One of my rules is never trust a reporter in a safari jacket. And sure enough, the press — led by these types — has enlisted for the duration. It repeats, endlessly, the obvious guff that there are virtually no Iraqi civilian casualties, and that the weapons are working perfectly (so let’s further bloat the military budget).

This war will cost, says Sam Nunn, $86 billion, and I’ve never seen a congressional estimate that couldn’t be doubled and still be low. But that doesn’t count the estimated $100 billion to buy the “allied coalition,” nor the foreign aid they will demand afterwards. Israel is already insisting on an immediate $13 billion. And this, from a U.S. government that is running a $600 billion deficit this recessionary fiscal year.

More money for more weapons, in a world of no serious threats to America? To justify this, we’re shown footage of a few bombs accurately hitting what we’re told are their targets. But why isn’t the press allowed access to the thousands of other films? Some of these weapons systems don’t work in official Pentagon demonstrations, and we’re supposed to believe they’re faultless in combat?

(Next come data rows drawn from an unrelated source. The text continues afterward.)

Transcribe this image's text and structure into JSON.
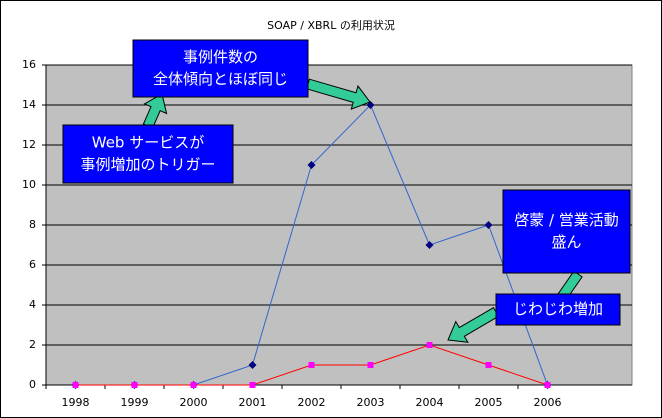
{
  "chart_data": {
    "type": "line",
    "title": "SOAP / XBRL の利用状況",
    "categories": [
      "1998",
      "1999",
      "2000",
      "2001",
      "2002",
      "2003",
      "2004",
      "2005",
      "2006"
    ],
    "series": [
      {
        "color": "#3366cc",
        "marker_color": "#000080",
        "marker": "diamond",
        "values": [
          0,
          0,
          0,
          1,
          11,
          14,
          7,
          8,
          0
        ]
      },
      {
        "color": "#ff0000",
        "marker_color": "#ff00ff",
        "marker": "square",
        "values": [
          0,
          0,
          0,
          0,
          1,
          1,
          2,
          1,
          0
        ]
      }
    ],
    "ylim": [
      0,
      16
    ],
    "yticks": [
      0,
      2,
      4,
      6,
      8,
      10,
      12,
      14,
      16
    ],
    "grid": true,
    "annotations": [
      {
        "lines": [
          "事例件数の",
          "全体傾向とほぼ同じ"
        ]
      },
      {
        "lines": [
          "Web サービスが",
          "事例増加のトリガー"
        ]
      },
      {
        "lines": [
          "啓蒙 / 営業活動",
          "盛ん"
        ]
      },
      {
        "lines": [
          "じわじわ増加"
        ]
      }
    ]
  }
}
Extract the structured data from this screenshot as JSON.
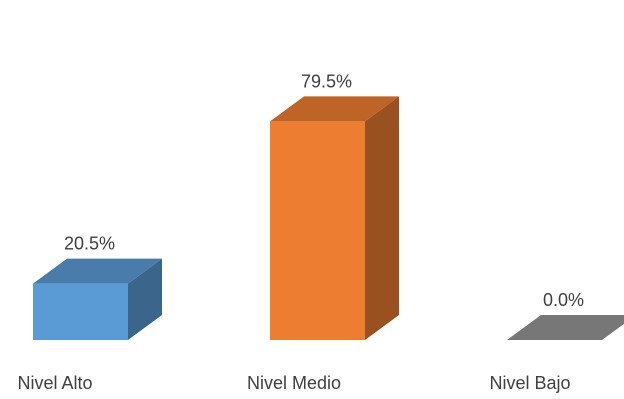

The U.S. has, like Israel and Iraq, imposed heavy military censorship. We learn only what the government wants us to know, when they want us to know it. After all, notes a story in the pro-war New York Times, “if the press had more access to unfavorable information, evidence, say that equipment was malfunctioning or a particular tactic had gone awry [or that there were high Iraqi civilian casualties], the journalists would focus on it.”

It was months before we found out what really happened in Panama, where the Defense Department lied to us about the accuracy of its mega-billion stealth bombers and the number of civilian deaths. That is why, on every aspect of this war, I apply another one of my rules: never believe anything the government says; it is virtually always lying.

But isn’t this unpatriotic? Aren’t I, as a loyal American, required to support a federal war? No, true patriotism means love of America, her history, her people, her land, her culture, and her values — not love of their enemy, the U.S. government. But shouldn’t all the arguments stop until the shooting does? No, this is precisely the time for the debate to be turned on high, for this is when the state can most easily steal our freedoms and our money.

We have no business mixing in the ancient hatreds of the Middle East — not with our taxes, not with our weapons, not with our sons and daughters. There is only one way to “support our troops,” and that is to bring them home, and keep them out of foreign wars. As the Founding Fathers knew, we can’t have a constitutional republic at home and an empire abroad. Yet that seems like ancient history.

If Bush can galvanize the American people for war against a small, poor, low-tech country whose GNP is less than 1% of ours by portraying it as a nuclear-armed world threat, then he can get away with anything. When the Emperor George proclaims a war tax, a draft, or a Newer Deal, there will be hosannas. Fasten your economic seatbelt, as this Caesar Augustus wanna-be bombs and bribes his way towards the New World Order.